Raisonner la mise en œuvre du traitement
Pour le comptage, dans un premier temps, un examen direct au microscope permet de visualiser les oocystes. Dans un second temps, un comptage avec une cellule de Mac Master permet la numération des oocystes par gramme de fèces, ce qui orientera sur la nécessité, ou non, d’un traitement. Une fois l’espèce en cause identifiée, le seuil de traitement pourra alors être ajusté. L’identification passe par une préparation des échantillons de crottes ou de contenu intestinal placés à 26 °C en milieu aéré sur un liquide dense permettant la sporulation des oocystes. Ce n’est que quatre à dix jours plus tard que l’on pourra caractériser l’espèce en cause, par la présence ou l’absence d’un micropyle, d’un ou de plusieurs corps résiduels, et la largeur et la longueur de la coccidie.
En cas de signes cliniques, la présence de plus de 5 000 oocystes de coccidies pathogènes/gramme de contenu intestinal doit être prise en considération pour instaurer un traitement. Cette valeur, qui tient compte également d’une excrétion non constante dans le temps, n’est qu’indicative. Pour les espèces très pathogènes, le seuil peut être abaissé à 2 000. Sur des crottes, le seuil à considérer pour traiter est de 300 oocystes par gramme.
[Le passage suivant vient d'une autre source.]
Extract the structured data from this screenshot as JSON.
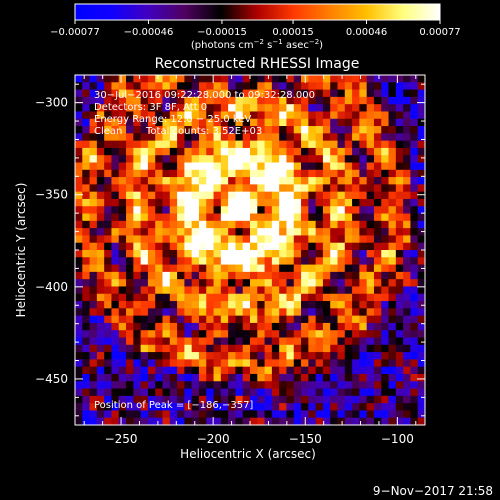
{
  "chart_data": {
    "type": "heatmap",
    "title": "Reconstructed RHESSI Image",
    "xlabel": "Heliocentric X (arcsec)",
    "ylabel": "Heliocentric Y (arcsec)",
    "xlim": [
      -275,
      -85
    ],
    "ylim": [
      -475,
      -285
    ],
    "x_ticks": [
      -250,
      -200,
      -150,
      -100
    ],
    "x_tick_labels": [
      "−250",
      "−200",
      "−150",
      "−100"
    ],
    "y_ticks": [
      -300,
      -350,
      -400,
      -450
    ],
    "y_tick_labels": [
      "−300",
      "−350",
      "−400",
      "−450"
    ],
    "colorbar": {
      "range": [
        -0.00077,
        0.00077
      ],
      "ticks": [
        -0.00077,
        -0.00046,
        -0.00015,
        0.00015,
        0.00046,
        0.00077
      ],
      "tick_labels": [
        "−0.00077",
        "−0.00046",
        "−0.00015",
        "0.00015",
        "0.00046",
        "0.00077"
      ],
      "unit_parts": [
        "(photons cm",
        "−2",
        " s",
        "−1",
        " asec",
        "−2",
        ")"
      ],
      "colors": [
        "#0000ff",
        "#1000ff",
        "#4000c0",
        "#500060",
        "#000000",
        "#b00000",
        "#ff3a00",
        "#ff8000",
        "#ffc000",
        "#ffff80",
        "#ffffff"
      ]
    },
    "annotations": {
      "time_range": "30−Jul−2016 09:22:28.000 to 09:32:28.000",
      "detectors": "Detectors: 3F 8F, Att 0",
      "energy": "Energy Range: 12.0 − 25.0 keV",
      "method": "Clean",
      "counts": "Total counts: 3.52E+03",
      "peak": "Position of Peak = [−186,−357]"
    },
    "peak": {
      "x": -186,
      "y": -357
    },
    "grid": false,
    "legend": "none"
  },
  "footer": {
    "timestamp": "9−Nov−2017 21:58"
  }
}
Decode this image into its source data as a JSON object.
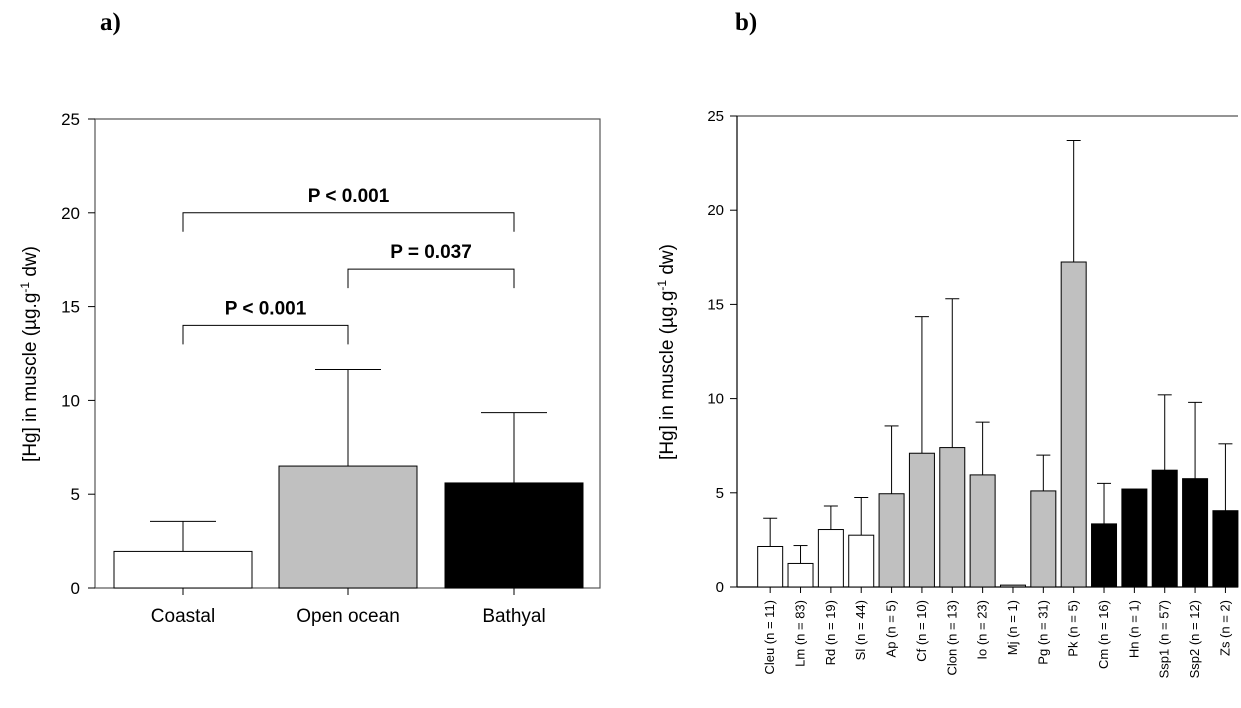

Concernant l’autopsie, les lésions observées sont une inflammation de l’intestin et/ou du cæcum, voire du colon, généralement assez discrète. L’intestin a souvent un aspect de papier mâché. Il n’y a pas de gaz dans les divers segments du tube digestif. L’estomac contient une pâte solide dont la couleur varie avec l’alimentation. L’autopsie permet d’écarter l’EEL du fait de l’absence de gaz dans l’intestin et de l’observation d’un contenu stomacal solide. En absence de typhlite, il est possible d’écarter l’hypothèse de colibacillose ou de clostridiose.